While it seems like the stuff of science fiction, researchers have made a lot of progress over the past several years proving that synthetic DNA could make the perfect archival storage medium for files that must be retained but may rarely if ever need to be accessed again.
One of the reasons researchers hold out so much hope for DNA as a storage medium is because of its long-term stability. Solid state drives last about five years before they start to degrade, while magnetic disk might last 10 years, magnetic tape 25 years, and optical disk 25 to 35 years. In contrast, DNA can last thousands of years as long as it’s kept cool and dry.
“Researchers have been able to show that DNA as a storage medium is very power- and space-efficient. We’re talking terabytes of information in literally grams of cell matter. It’s amazing what can be stored in a small amount of DNA,” said Ray Lucchesi, president of Silverton Consulting.
The research Lucchesi is talking about started several years ago. One of the earliest projects was a Harvard group, which successfully transferred the contents of 53,400 word book and several images into DNA. Several other groups since have successfully encoded and stored millions of bits of data in DNA. Microsoft Research also is heavily involved in DNA research. It has been working steadily with the University of Washington, and the partnership has resulted in several breakthroughs: not only did it manage to encode 200 megabytes of digital data to synthetic DNA, but it recently found a way to add the concept of random access to files stored in DNA. Microsoft also has partnered with Twist Bioscience, which has a silicon-based DNA synthesis platform, to work on long-term data storage solutions for DNA.
Assuming that DNA could be easily writable and readable, with reasonable amounts of access time, the potential for storage is huge.

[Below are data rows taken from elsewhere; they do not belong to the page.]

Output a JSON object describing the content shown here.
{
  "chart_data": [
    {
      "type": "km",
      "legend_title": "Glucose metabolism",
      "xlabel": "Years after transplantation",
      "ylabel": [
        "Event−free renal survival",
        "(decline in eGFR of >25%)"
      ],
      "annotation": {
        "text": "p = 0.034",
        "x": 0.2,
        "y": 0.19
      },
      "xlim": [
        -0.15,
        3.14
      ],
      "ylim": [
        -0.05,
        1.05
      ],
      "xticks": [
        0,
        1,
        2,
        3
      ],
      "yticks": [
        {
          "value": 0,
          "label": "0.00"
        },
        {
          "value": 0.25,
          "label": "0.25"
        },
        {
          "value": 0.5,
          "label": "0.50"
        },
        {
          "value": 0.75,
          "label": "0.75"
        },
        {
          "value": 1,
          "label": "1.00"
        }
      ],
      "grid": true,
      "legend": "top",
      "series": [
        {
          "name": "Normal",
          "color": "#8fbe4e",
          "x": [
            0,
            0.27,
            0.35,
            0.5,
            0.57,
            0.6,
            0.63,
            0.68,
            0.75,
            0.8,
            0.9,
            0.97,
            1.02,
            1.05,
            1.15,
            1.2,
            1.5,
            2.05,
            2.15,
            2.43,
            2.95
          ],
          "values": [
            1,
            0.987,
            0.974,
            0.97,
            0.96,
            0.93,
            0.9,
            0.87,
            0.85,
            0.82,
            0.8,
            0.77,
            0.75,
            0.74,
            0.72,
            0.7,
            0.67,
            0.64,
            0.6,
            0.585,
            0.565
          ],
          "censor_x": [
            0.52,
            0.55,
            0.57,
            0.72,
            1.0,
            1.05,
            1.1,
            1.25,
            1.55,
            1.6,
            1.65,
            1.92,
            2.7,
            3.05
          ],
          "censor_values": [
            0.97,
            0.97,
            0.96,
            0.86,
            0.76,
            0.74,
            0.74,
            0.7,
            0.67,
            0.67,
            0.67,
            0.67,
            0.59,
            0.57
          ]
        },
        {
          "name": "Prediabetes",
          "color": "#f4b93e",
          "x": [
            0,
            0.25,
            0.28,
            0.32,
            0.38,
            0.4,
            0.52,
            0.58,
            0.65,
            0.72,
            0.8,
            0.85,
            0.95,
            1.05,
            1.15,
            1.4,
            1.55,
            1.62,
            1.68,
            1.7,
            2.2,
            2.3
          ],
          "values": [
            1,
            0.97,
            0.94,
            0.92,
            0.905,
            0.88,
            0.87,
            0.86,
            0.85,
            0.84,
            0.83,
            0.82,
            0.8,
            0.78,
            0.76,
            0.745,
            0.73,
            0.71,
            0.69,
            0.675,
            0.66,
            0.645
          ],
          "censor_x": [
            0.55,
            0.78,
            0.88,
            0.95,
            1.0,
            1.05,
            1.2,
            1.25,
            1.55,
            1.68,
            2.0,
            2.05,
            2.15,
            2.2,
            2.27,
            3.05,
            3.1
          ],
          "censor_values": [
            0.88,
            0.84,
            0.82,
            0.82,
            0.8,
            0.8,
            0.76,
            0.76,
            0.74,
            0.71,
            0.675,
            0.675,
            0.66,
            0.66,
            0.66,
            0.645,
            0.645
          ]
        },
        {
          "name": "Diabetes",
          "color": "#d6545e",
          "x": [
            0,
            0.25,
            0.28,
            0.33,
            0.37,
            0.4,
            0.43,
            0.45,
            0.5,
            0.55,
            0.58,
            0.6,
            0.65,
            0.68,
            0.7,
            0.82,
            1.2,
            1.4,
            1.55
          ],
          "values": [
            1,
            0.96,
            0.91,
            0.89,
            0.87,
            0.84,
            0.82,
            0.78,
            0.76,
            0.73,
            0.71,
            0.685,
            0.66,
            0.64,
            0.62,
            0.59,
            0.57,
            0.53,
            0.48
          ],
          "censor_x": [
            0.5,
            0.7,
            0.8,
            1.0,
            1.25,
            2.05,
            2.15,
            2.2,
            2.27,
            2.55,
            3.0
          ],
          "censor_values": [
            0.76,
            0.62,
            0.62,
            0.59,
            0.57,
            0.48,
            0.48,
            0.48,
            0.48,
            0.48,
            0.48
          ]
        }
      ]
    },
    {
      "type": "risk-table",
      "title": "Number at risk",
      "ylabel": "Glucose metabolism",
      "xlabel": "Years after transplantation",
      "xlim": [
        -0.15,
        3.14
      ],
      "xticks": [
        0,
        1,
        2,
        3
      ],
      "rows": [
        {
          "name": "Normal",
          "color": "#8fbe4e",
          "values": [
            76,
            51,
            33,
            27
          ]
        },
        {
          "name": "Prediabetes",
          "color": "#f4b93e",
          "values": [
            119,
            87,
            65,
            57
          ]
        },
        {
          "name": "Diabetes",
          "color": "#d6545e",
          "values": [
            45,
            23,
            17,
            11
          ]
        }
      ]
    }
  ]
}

“Today we are reading megabytes or gigabytes per second off of an SSD. You could probably read 100 bytes or 200 bytes off of DNA in the same amount of time,” Lucchesi said. “That’s orders of magnitude more.”
So how does it work?
“It’s essentially the same idea as today’s storage methods,” explains Richard Hammond, technology director and head of synthetic biology at U.K.-based Cambridge Consultants. “With magnetic tape, you arrange the magnets to represent ones and zeros. With DNA, the core idea is the same; it’s a matter of arranging the information into the medium.”
Two of the biggest challenges in making DNA storage a commercial reality are cost and speed. Some estimates put the cost of encoding data at more than $12,000 per megabyte and $220 for retrieval. However, DNA synthesis and sequencing costs are already decreasing and, given time, will reduce even further to a palatable level.
“The cost of sequencing is decreasing, so now it’s cheap to read DNA,” said Christophe Dessimoz, a professor at the University of Lausanne who is an expert in this area. Synthesis costs remain relatively expensive, he said, although he expects it to decrease over time.
One company determined to beat the odds is Catalog Technologies, a start-up working with Cambridge Consultants to build a machine capable of encoding DNA data at a speed of 1TB per 24 hours. Hammond says the difference with the Catalog model is the way data is encoded into the DNA.
“The traditional approach involves writing the data directly into the DNA and creating the DNA one base at a time. That’s slow and expensive,” he explained. “Compare what Catalog has done to a movable type printing press: They have a bunch of standardized letters—in other words, short small pieces of DNA—and they combine the bits of DNA together in the right order.”
By connecting pre-existing pieces of DNA instead of creating DNA from scratch, Catalog will be able to reduce the number of assembly steps, increasing the speed, reducing energy consumption and ultimately, reducing cost.
Catalog envisions its machine as part of a data archiving service offering. An organization would transfer its data to Catalog, which would input the digital data stream into its machine, process it, and use that information to assemble pieces of DNA. The result is a tube with powder—dry DNA with the organization’s encoded information. When an organization requests access to some of the data, Catalog will take it out of storage, re-suspend it to liquid form and run that liquid through its DNA sequencer. It would then convert it back to digital form and run through the inverse of the original algorithm. The result? The original data, in the original format.
The process is complicated, and Catalog doesn’t expect a commercially available offering for a few years. But Hammond hopes that eventually it will help DNA become a cost-effective, fast, reliable way of storing cold, archival data.
In essence, Dessimoz agrees. Most likely he says, organizations will have some combination of long-term DNA storage and short-term solid state storage. It’s just a matter of time.